An expanding middle class in developing nations should help to increase global meat consumption, said Dirk Jones, president of Cargill Pork in Wichita, Kansas. The United States has the land and labor available to raise hogs more cheaply than countries such as Mexico, he said.
"We do take a longer-term view," Mr Jones said in a telephone interview Wednesday, 31 August. "Our industry should be optimistic about growth. We see the growth continuing in the industry, specifically in the export market."
US pork exports climbed 15 per cent in the first six months of 2011 to about 2.45 billion pounds, according to government data. Per-capita pork consumption in China, the world’s second-largest economy, jumped 18 per cent to 38 kilograms (84 pounds) in 2010 from 32.3 kilograms in 2007, USDA data shows.

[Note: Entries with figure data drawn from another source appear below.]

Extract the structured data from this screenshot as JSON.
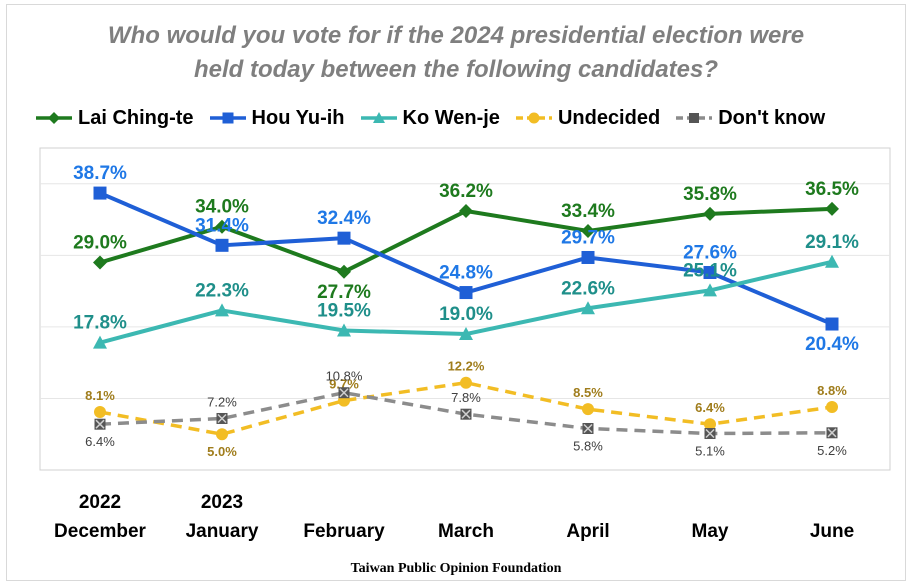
{
  "title_line1": "Who would you vote for if the 2024 presidential election were",
  "title_line2": "held today between the following candidates?",
  "source": "Taiwan Public Opinion Foundation",
  "chart_data": {
    "type": "line",
    "categories": [
      [
        "2022",
        "December"
      ],
      [
        "2023",
        "January"
      ],
      [
        "",
        "February"
      ],
      [
        "",
        "March"
      ],
      [
        "",
        "April"
      ],
      [
        "",
        "May"
      ],
      [
        "",
        "June"
      ]
    ],
    "ylim": [
      0,
      45
    ],
    "grid": true,
    "legend_position": "top",
    "series": [
      {
        "name": "Lai Ching-te",
        "color": "#1e7a1e",
        "label_color": "#1e7a1e",
        "marker": "diamond",
        "dash": "solid",
        "values": [
          29.0,
          34.0,
          27.7,
          36.2,
          33.4,
          35.8,
          36.5
        ],
        "labels": [
          "29.0%",
          "34.0%",
          "27.7%",
          "36.2%",
          "33.4%",
          "35.8%",
          "36.5%"
        ]
      },
      {
        "name": "Hou Yu-ih",
        "color": "#1f5fd6",
        "label_color": "#1f78e6",
        "marker": "square",
        "dash": "solid",
        "values": [
          38.7,
          31.4,
          32.4,
          24.8,
          29.7,
          27.6,
          20.4
        ],
        "labels": [
          "38.7%",
          "31.4%",
          "32.4%",
          "24.8%",
          "29.7%",
          "27.6%",
          "20.4%"
        ]
      },
      {
        "name": "Ko Wen-je",
        "color": "#3cb8b2",
        "label_color": "#1f8f8a",
        "marker": "triangle",
        "dash": "solid",
        "values": [
          17.8,
          22.3,
          19.5,
          19.0,
          22.6,
          25.1,
          29.1
        ],
        "labels": [
          "17.8%",
          "22.3%",
          "19.5%",
          "19.0%",
          "22.6%",
          "25.1%",
          "29.1%"
        ]
      },
      {
        "name": "Undecided",
        "color": "#f2bd24",
        "label_color": "#a07d1c",
        "marker": "circle",
        "dash": "dashed",
        "values": [
          8.1,
          5.0,
          9.7,
          12.2,
          8.5,
          6.4,
          8.8
        ],
        "labels": [
          "8.1%",
          "5.0%",
          "9.7%",
          "12.2%",
          "8.5%",
          "6.4%",
          "8.8%"
        ]
      },
      {
        "name": "Don't know",
        "color": "#7f7f7f",
        "label_color": "#404040",
        "marker": "x-square",
        "dash": "dashed",
        "values": [
          6.4,
          7.2,
          10.8,
          7.8,
          5.8,
          5.1,
          5.2
        ],
        "labels": [
          "6.4%",
          "7.2%",
          "10.8%",
          "7.8%",
          "5.8%",
          "5.1%",
          "5.2%"
        ]
      }
    ]
  }
}
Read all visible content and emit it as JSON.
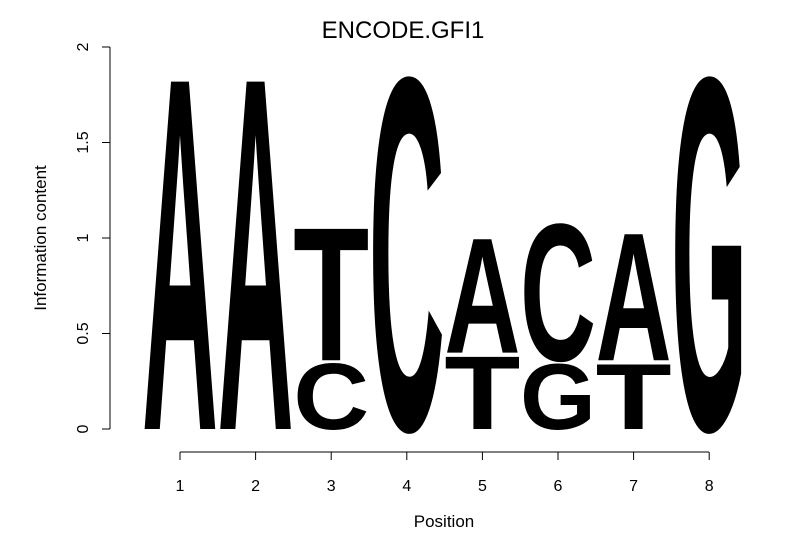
{
  "chart_data": {
    "type": "sequence-logo",
    "title": "ENCODE.GFI1",
    "xlabel": "Position",
    "ylabel": "Information content",
    "ylim": [
      0,
      2
    ],
    "y_ticks": [
      "0",
      "0.5",
      "1",
      "1.5",
      "2"
    ],
    "positions": [
      "1",
      "2",
      "3",
      "4",
      "5",
      "6",
      "7",
      "8"
    ],
    "colors": {
      "A": "#00ff00",
      "C": "#0000ff",
      "G": "#ffa500",
      "T": "#ff0000"
    },
    "stacks": [
      [
        {
          "letter": "A",
          "height": 1.93
        }
      ],
      [
        {
          "letter": "A",
          "height": 1.93
        }
      ],
      [
        {
          "letter": "C",
          "height": 0.36
        },
        {
          "letter": "T",
          "height": 0.73
        }
      ],
      [
        {
          "letter": "C",
          "height": 1.93
        }
      ],
      [
        {
          "letter": "T",
          "height": 0.4
        },
        {
          "letter": "A",
          "height": 0.63
        }
      ],
      [
        {
          "letter": "G",
          "height": 0.36
        },
        {
          "letter": "C",
          "height": 0.75
        }
      ],
      [
        {
          "letter": "T",
          "height": 0.36
        },
        {
          "letter": "A",
          "height": 0.7
        }
      ],
      [
        {
          "letter": "G",
          "height": 1.93
        }
      ]
    ]
  }
}
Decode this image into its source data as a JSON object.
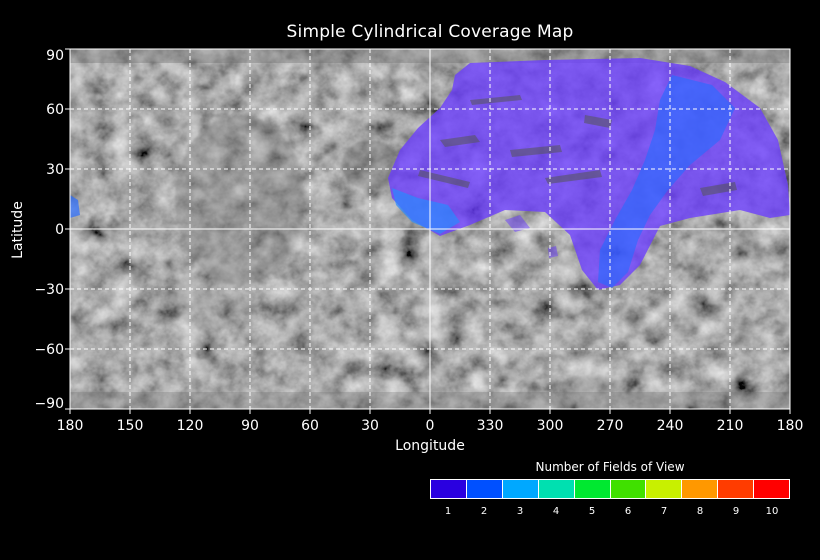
{
  "map": {
    "title": "Simple Cylindrical Coverage Map",
    "x_axis_label": "Longitude",
    "y_axis_label": "Latitude",
    "longitude_ticks": [
      "180",
      "150",
      "120",
      "90",
      "60",
      "30",
      "0",
      "330",
      "300",
      "270",
      "240",
      "210",
      "180"
    ],
    "latitude_ticks": [
      {
        "label": "90",
        "value": 90
      },
      {
        "label": "60",
        "value": 60
      },
      {
        "label": "30",
        "value": 30
      },
      {
        "label": "0",
        "value": 0
      },
      {
        "label": "−30",
        "value": -30
      },
      {
        "label": "−60",
        "value": -60
      },
      {
        "label": "−90",
        "value": -90
      }
    ],
    "grid": "dashed",
    "background": "grayscale planetary surface mosaic"
  },
  "legend": {
    "title": "Number of Fields of View",
    "placement": "bottom-right",
    "entries": [
      {
        "label": "1",
        "color": "#2a00e0"
      },
      {
        "label": "2",
        "color": "#0050ff"
      },
      {
        "label": "3",
        "color": "#00a8ff"
      },
      {
        "label": "4",
        "color": "#00e0b0"
      },
      {
        "label": "5",
        "color": "#00e830"
      },
      {
        "label": "6",
        "color": "#40e000"
      },
      {
        "label": "7",
        "color": "#c8f000"
      },
      {
        "label": "8",
        "color": "#ff9800"
      },
      {
        "label": "9",
        "color": "#ff3c00"
      },
      {
        "label": "10",
        "color": "#ff0000"
      }
    ]
  }
}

"The real growth is outside the US," said Erin Borror, an economist for the US Meat Export Federation. "Export markets are outbidding US customers."
Cargill bought its 21,500-acre hog production site near Dalhart, Texas, in April, StarTribune reports. It paid $33 million to Smithfield Foods Inc., the world’s largest hog producer, for the facility, which will supply pigs for Cargill’s processing plants in Beardstown, Illinois, and Ottumwa, Iowa. Meat from the hogs reared at the Texas site, which has been idle since spring 2010, will be sold both domestically and abroad, Jones said.

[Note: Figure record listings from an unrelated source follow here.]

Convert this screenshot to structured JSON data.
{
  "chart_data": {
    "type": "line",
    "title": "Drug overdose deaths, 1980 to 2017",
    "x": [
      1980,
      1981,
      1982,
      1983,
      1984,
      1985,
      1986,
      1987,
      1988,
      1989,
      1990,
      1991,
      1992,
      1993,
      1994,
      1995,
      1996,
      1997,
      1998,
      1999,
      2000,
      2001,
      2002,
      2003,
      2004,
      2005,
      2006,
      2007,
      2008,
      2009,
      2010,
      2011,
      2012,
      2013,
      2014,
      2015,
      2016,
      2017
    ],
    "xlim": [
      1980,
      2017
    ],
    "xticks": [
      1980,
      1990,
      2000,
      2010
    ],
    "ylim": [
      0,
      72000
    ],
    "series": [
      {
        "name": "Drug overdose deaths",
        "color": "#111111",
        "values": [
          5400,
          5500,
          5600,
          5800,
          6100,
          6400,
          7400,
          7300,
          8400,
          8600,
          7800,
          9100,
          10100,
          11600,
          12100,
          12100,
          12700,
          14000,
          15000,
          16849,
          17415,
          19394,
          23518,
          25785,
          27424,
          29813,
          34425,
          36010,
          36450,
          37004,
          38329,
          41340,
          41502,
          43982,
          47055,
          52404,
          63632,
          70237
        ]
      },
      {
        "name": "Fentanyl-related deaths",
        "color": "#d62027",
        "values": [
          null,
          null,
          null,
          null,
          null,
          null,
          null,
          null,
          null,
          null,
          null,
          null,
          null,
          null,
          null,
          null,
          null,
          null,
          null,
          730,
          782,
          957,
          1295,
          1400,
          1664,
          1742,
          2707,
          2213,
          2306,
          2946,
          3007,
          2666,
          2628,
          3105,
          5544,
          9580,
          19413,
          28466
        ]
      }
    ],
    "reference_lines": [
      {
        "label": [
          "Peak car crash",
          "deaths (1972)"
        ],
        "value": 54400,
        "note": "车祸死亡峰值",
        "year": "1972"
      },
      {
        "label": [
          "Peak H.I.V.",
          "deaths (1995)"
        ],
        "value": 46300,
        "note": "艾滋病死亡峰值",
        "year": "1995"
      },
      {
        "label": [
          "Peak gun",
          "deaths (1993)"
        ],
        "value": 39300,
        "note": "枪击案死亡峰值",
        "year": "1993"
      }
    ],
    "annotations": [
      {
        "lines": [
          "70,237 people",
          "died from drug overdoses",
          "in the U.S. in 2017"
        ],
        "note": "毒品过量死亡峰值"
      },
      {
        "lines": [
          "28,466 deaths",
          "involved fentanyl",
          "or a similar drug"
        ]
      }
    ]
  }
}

About 5.8 million sows were held for breeding in the United States as of 1 June, almost the lowest on record, the Department of Agriculture said 24 June. US per-capita pork supplies will drop 3.8 per cent to 45.9 pounds this year, the government has forecast. The price of animal feed has climbed, with the most- active corn futures in Chicago rising 70 per cent in the past 12 months.
Cargill’s expansion plan is one of the only ones in the US pork industry, said Steve Meyer, president of Paragon Economics in Des Moines.
"People are afraid of expensive corn," he said. Tyson Foods Inc. and JBS Swift are the second- and third-largest US pork processors, according National Pork Board data cited on Tyson’s website.